I want to model a directed binary graph, G, that has many of the properties of a poset, but has a partial order relation which is irreflexive, ( lt ` f ) rather than ( le ` f ).
I need graph G = <. V , E >. where V is a set of vertices, and E is a set of binary, directed edges on V,
E C_ ( V x V ) where the direction is from the first element of the ordered pair, to the second element, with the following properties:
- E must connect V
- E must be acyclic
- E must have a distinguished "start" vertex (least vertex l e. V), from which there must be a path to every other vertex in V
- E must have a distinguished "end" vertex (upper bound u e.
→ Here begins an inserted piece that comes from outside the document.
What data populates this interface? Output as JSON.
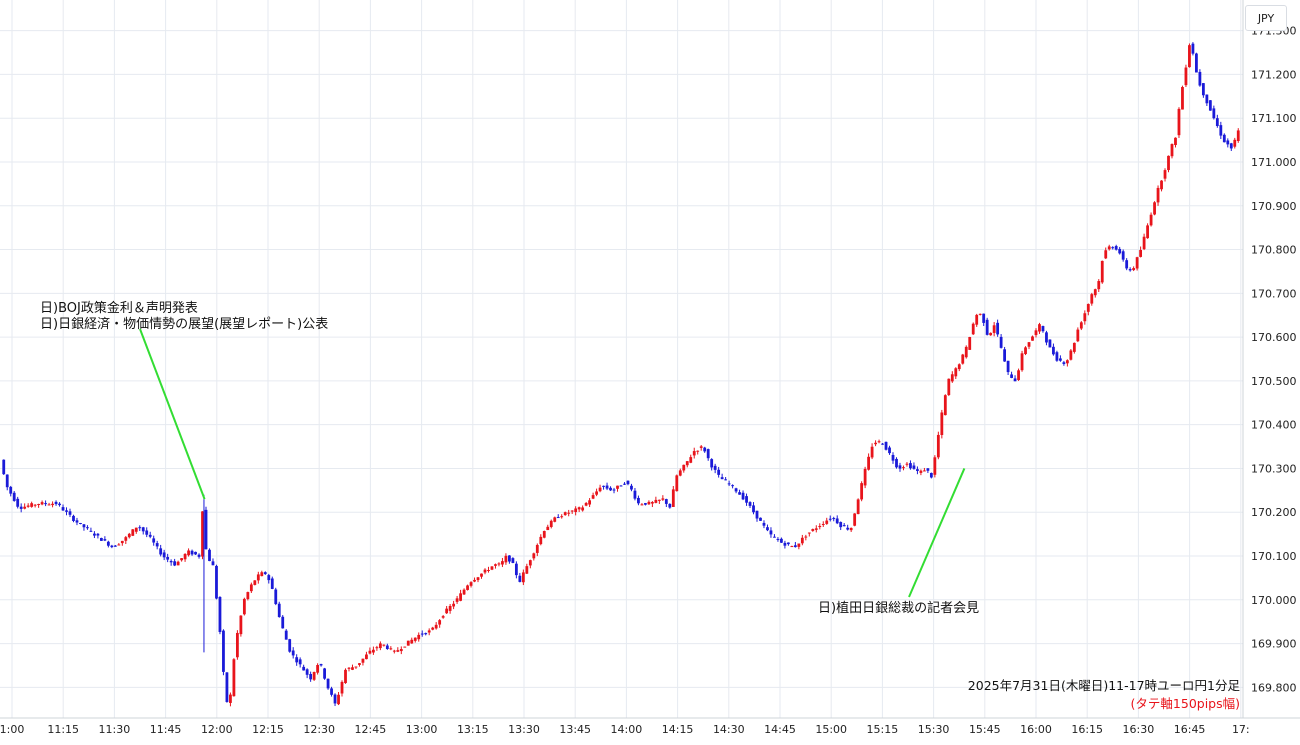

V), to which there must be a path from every other vertex in V
- Existence of a path from V1 to V2 determines V1 < V2
df-vtx and df-iedg look like a good start to represent vertices and edges as extensible structures.
However, these properties of E look like a poset with lt derived from le by df-plt.
How do I require edges E to also be a poset with V = ( Base ` E ) and ( lt ` E ) defined as path existence?
Does G being connected follow from ( E e. Poset )?